Kuala Lumpur (ANTARA News) - Malaysia will ride a commodities boom in the year ahead, with soaring prices for palm oil, rubber, tin and timber providing a boost to the economy, analysts say.
Palm oil has been a star performer in 2006, buoyed by the bright future for biofuels which Malaysia is aggressively pursuing. Palm oil futures contracts recently surged to their highest levels since 1999.
In a move to cement Malaysia's status as a top producer amid growing regional competition, three of the nation's leading plantation firms have begun moves to combine into the world's largest listed palm oil company.
A deal on the 8.86 billion dollar merger is expected to be signed in January.
Rubber prices, which reached 20-year highs earlier this year, are also expected to rise thanks to growing demand from the booming automotive sectors in China and India.
The price of tin reached an all-time high of 11,600 dollars per tonne on the Kuala Lumpur market in the closing days of 2006, reportedly on concerns of tight supply as Indonesia cracks down on illegal mining operations.
"As long as the mining sector does well, and the resources sector -- rubber, palm oil and timber -- continues to do well, that should be quite supportive of spending and income in the rural sector," GK Goh economist Song Seng Wan told AFP.
"There's still some question mark over recent floods and low consumption, but at this point I think it still looks like Malaysia can achieve GDP growth of 5-6 percent on the basis that the export-oriented sector stays on an even keel."
The government has given a robust picture on Malaysia's economic prospects recently, saying it expects growth to exceed its projection of 5.8 percent for 2006, and reach 6.0 percent in 2007.
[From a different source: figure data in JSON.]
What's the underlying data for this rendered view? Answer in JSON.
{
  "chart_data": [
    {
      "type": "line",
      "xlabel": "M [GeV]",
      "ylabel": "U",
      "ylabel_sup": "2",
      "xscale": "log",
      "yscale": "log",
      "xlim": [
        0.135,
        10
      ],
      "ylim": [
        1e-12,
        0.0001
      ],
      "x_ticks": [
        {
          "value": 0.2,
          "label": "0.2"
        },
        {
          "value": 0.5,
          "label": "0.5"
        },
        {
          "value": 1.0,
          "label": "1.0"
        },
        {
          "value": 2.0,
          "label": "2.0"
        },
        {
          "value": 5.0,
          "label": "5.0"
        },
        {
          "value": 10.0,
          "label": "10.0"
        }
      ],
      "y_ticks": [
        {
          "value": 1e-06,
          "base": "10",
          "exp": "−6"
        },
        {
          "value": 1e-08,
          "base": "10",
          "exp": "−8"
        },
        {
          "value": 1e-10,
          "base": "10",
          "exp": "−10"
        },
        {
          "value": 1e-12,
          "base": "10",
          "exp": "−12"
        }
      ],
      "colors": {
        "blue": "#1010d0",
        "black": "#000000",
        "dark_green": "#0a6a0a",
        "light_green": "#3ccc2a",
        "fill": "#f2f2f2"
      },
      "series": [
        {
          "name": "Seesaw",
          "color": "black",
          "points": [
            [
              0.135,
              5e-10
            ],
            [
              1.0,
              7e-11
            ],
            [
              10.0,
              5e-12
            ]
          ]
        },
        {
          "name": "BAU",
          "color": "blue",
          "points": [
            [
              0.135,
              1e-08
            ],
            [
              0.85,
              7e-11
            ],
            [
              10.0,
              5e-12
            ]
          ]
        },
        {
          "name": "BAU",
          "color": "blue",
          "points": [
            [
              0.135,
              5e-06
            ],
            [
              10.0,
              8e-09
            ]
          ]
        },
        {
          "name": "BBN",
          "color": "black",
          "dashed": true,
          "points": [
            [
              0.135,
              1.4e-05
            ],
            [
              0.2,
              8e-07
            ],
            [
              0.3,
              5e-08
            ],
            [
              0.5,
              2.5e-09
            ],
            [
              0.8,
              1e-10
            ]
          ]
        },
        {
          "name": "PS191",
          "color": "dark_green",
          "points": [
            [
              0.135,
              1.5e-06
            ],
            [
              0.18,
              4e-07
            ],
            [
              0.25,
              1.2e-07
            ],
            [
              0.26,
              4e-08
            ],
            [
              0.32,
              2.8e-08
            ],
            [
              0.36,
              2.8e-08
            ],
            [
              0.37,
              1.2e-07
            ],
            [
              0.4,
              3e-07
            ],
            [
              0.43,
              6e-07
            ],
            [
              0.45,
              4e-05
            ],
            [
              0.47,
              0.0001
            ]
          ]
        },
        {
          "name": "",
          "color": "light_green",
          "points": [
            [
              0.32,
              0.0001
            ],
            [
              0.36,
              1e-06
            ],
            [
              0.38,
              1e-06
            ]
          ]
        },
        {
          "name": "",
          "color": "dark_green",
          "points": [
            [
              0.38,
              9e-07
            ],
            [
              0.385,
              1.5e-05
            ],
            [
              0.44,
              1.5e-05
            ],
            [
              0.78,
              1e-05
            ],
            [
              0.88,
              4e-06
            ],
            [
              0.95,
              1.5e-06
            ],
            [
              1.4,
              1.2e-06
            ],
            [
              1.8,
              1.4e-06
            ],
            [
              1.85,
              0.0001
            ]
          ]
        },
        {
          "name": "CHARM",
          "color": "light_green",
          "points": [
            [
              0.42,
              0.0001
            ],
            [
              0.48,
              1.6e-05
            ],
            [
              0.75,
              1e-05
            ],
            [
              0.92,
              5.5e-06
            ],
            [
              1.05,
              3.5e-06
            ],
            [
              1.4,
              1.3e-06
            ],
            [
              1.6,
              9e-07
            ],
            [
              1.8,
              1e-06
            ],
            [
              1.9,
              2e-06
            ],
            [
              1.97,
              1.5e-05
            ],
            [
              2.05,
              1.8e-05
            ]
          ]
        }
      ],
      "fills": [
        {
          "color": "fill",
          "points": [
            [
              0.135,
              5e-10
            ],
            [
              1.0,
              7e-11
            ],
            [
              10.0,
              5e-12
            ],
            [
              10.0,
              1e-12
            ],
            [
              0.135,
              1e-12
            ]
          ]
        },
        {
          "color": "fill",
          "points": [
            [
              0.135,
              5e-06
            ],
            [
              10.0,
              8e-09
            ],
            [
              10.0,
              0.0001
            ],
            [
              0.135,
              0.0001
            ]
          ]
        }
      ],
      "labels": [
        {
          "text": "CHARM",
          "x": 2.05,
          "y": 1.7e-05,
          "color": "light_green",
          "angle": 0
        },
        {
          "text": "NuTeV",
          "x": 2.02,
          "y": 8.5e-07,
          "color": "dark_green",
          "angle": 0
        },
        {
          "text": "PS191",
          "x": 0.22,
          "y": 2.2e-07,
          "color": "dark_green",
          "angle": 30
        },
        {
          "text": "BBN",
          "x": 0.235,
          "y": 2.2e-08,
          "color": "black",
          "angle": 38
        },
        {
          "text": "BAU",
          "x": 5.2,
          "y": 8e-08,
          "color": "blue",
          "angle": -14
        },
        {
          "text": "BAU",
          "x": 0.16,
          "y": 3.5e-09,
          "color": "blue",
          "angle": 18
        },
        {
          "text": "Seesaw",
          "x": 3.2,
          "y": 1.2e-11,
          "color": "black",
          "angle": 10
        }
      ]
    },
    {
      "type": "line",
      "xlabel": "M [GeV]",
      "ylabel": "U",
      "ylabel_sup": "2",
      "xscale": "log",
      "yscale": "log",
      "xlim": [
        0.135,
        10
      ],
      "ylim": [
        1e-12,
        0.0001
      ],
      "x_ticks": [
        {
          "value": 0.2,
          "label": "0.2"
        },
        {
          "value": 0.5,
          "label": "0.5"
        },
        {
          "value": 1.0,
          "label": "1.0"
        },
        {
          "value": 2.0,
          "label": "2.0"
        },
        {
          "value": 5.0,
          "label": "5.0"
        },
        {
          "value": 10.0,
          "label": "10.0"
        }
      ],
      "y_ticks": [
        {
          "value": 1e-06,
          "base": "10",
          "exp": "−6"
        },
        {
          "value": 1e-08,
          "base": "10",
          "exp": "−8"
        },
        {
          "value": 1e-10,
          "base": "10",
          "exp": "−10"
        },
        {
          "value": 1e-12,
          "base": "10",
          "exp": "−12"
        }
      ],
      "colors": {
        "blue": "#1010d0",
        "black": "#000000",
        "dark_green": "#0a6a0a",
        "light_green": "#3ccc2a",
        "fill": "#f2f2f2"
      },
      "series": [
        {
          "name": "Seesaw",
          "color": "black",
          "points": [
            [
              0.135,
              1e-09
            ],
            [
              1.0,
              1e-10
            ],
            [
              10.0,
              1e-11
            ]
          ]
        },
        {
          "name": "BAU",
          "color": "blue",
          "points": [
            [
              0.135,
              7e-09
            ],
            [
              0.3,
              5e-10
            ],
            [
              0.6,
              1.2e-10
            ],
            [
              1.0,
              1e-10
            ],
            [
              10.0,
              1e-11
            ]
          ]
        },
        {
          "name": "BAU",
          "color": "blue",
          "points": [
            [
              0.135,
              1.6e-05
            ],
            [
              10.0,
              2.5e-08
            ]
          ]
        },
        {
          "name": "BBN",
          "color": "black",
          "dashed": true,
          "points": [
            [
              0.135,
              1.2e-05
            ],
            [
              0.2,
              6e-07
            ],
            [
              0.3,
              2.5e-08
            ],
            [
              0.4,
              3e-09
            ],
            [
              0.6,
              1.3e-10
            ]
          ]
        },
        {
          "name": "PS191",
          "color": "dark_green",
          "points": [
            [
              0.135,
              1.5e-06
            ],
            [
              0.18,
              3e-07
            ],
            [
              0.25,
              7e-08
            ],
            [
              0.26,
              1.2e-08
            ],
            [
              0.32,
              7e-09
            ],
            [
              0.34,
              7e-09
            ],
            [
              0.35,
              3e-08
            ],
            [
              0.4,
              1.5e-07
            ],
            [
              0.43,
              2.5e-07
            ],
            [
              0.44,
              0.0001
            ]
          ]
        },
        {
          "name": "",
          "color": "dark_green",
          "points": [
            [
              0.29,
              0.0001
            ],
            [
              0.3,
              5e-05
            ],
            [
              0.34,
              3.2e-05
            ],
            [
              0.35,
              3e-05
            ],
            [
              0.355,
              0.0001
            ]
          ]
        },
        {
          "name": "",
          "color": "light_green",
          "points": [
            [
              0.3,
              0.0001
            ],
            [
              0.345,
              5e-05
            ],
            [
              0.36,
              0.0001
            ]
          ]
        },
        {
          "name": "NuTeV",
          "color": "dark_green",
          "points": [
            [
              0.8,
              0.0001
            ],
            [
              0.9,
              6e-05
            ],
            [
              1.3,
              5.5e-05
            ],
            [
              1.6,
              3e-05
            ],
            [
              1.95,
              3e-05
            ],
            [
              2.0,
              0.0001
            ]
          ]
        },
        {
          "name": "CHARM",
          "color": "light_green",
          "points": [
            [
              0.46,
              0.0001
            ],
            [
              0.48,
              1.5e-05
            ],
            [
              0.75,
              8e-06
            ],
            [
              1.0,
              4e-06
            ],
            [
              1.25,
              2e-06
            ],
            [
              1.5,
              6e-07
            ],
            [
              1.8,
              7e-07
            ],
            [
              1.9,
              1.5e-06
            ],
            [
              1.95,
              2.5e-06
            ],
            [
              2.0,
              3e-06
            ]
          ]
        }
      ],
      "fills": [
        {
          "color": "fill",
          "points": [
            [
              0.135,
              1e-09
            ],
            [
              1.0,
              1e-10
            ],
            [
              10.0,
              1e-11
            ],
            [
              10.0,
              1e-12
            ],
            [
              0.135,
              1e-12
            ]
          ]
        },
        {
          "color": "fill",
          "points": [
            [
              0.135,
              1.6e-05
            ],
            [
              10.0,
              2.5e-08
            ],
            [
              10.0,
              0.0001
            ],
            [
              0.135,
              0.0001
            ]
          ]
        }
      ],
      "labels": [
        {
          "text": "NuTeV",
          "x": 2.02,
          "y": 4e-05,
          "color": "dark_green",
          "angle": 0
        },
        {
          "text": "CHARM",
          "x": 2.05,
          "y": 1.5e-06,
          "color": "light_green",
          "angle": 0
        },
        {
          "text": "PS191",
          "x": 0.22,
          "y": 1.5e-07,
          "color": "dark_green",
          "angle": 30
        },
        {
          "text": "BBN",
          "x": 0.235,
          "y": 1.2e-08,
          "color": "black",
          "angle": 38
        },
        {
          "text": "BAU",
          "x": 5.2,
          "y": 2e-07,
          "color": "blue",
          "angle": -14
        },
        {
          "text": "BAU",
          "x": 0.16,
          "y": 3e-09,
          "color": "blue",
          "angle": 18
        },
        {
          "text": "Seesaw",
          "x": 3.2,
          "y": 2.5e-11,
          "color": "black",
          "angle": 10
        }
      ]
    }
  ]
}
A leading Malaysian forecaster in December raised its 2006 economic growth projection to 5.9 percent from 5.6 percent and its 2007 forecast to 5.2 percent from 4.8 percent on the back of improved business and consumer confidence.
The influential Malaysian Institute of Economic Research said that "goodies and incentives" under a national development plan to boost the economy -- and the agriculture sector in particular -- had contributed to a better business environment.
Malaysia's palm oil products contributed some 27 billion ringgit (7.7 billion dollars) in exports in 2005.
It is currently the world's biggest palm oil producer, but Indonesia -- which has a much larger area for plantations -- has said it aims to snatch the title by 2008. The two countries account for 85 percent of world production.